We have lived off of credit for a long time, and the bill is now coming due.  The process of paying that debt down is going to be painful for most of us sooner or later.   For what it’s worth, both presidential candidates are promising either tax cuts or no new taxes for all except the wealthy.  I personally think they’re lying.  We have been able to finance our expansion of government through raising the debt ceiling and selling Treasury Bonds like nobody’s business.   We appear to be reaching the end of the line for the ‘buy now, pay later’ method of financing government.   I fail to see how we will repay these debts short of  (much) higher taxation, hyperinflation of the currency or outright debt repudiation… all of which are dangerous.

Should be an interesting 4 weeks until the elections… keep your eyes open.


Bailout a Done Deal

October 3, 2008

Some pork was added, some threats and strong-arming was performed, and Congress has now allowed pretty much any bank in the world to dump their toxic sludge at our doorstep.

The bill just got passed, but already there are some ugly Easter eggs popping out.

Remember, this entire paragraph 12 was not supposed to go into effect until 2011.

Foreign banks were not in the definition of depository institutions until they changed the effective date from October1, 2011 to October 1, 2008.

If we rewrite the opening of the paragraph to use the words “foreign banks” it reads

Balances maintained at a Federal Reserve bank by or on behalf of a foreign banks may receive earnings to be paid by the Federal Reserve bank at least once each calendar quarter, at a rate or rates not to exceed the general level of short-term interest rates.

So, to summarize, by changing the effective date the following is now in effect.

Banks don’t have to have cash on hand.

The Fed does not have to maintain an Earnings Protection account for the supplemental reserve fees they charge banks which means they don’t have to give any of the money back to those banks.

They now include foreign banks as institutions they can pay earnings to. Let’s not forget, earnings is really just more American debt. Federal Reserve Notes are really debt, but that’s a topic for another monster blog entry.

link

And another:

The basic plan is to set up a federal money laundering operation. Bad assets come in, get laundered by the Treasury and put in a new AAA “wrapper” (as it’s termed on the call), and good assets go out, issued as Treasury guaranteed securities. Whether the final value of the legislation this week is $700 billion or $150 billion is irrelevant as long as the laundering operation can accommodate the throughput, as that number is only a cap on total extensions at any one time.

Link

So we’ve basically opened up the magic money machine for anyone holding crappy derivatives or pretty much anything else they don’t want anymore… and now we taxpayers are guaranteeing it all.  So much for letting the ‘free market’ work things out.  Some businesses have been tapped to survive, and the rest will be eaten.

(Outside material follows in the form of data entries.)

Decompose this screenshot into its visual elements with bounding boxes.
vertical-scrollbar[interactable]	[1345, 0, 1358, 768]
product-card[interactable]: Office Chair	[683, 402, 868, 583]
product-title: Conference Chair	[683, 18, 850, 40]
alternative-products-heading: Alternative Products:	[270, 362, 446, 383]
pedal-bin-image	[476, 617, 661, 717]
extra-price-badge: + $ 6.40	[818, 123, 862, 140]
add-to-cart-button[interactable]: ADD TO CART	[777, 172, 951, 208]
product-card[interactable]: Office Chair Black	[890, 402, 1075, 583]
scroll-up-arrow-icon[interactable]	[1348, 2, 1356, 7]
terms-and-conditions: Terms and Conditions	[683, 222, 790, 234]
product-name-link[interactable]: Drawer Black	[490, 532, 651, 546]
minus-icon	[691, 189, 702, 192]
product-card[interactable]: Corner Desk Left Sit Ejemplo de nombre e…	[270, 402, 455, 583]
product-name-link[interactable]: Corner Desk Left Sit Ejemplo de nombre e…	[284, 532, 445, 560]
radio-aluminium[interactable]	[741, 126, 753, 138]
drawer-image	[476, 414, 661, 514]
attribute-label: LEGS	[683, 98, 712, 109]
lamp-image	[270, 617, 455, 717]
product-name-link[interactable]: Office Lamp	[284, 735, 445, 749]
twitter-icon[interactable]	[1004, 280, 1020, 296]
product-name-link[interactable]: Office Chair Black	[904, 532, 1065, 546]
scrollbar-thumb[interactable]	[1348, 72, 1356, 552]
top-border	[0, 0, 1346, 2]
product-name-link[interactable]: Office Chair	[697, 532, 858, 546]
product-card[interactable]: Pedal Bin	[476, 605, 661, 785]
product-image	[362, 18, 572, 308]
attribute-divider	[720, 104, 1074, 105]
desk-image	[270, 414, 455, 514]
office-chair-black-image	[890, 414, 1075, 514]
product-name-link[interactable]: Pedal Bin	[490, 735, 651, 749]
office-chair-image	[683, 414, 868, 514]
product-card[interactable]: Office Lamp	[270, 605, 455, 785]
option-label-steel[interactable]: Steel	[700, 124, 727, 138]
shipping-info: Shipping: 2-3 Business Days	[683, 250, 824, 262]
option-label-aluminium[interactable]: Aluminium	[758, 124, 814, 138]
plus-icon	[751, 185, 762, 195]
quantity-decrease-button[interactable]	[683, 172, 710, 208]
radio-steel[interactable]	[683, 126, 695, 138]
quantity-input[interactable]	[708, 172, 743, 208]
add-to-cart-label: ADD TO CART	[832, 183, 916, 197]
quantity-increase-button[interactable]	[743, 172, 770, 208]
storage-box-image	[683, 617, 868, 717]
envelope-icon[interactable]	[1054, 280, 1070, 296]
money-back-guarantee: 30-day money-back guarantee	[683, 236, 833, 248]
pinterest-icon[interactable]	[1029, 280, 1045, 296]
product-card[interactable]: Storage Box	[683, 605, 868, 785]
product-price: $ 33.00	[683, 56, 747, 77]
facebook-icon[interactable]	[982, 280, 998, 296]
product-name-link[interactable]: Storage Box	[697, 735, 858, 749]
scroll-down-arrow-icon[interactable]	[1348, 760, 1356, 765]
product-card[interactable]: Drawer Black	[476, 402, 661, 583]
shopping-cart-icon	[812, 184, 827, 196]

I wish I could muster the outrage to be mad about this.  Unfortunately, it’s the way things are.  All the voter outrage that was mustered earlier this week accounts for naught.   If you’re truly pissed off about this, the best thing you can do is vote against your incumbent rep or senator if he or she is up for election this fall.  Blame falls equally on both sides, and is further proof to me that both parties are working together to support a certain group, and it sure ain’t the average citizen.

There will be more surprises coming out of the bill… just wait.  This is just like the Patriot Act… don’t read, just vote for it… we are always acting in the best interests of America… right?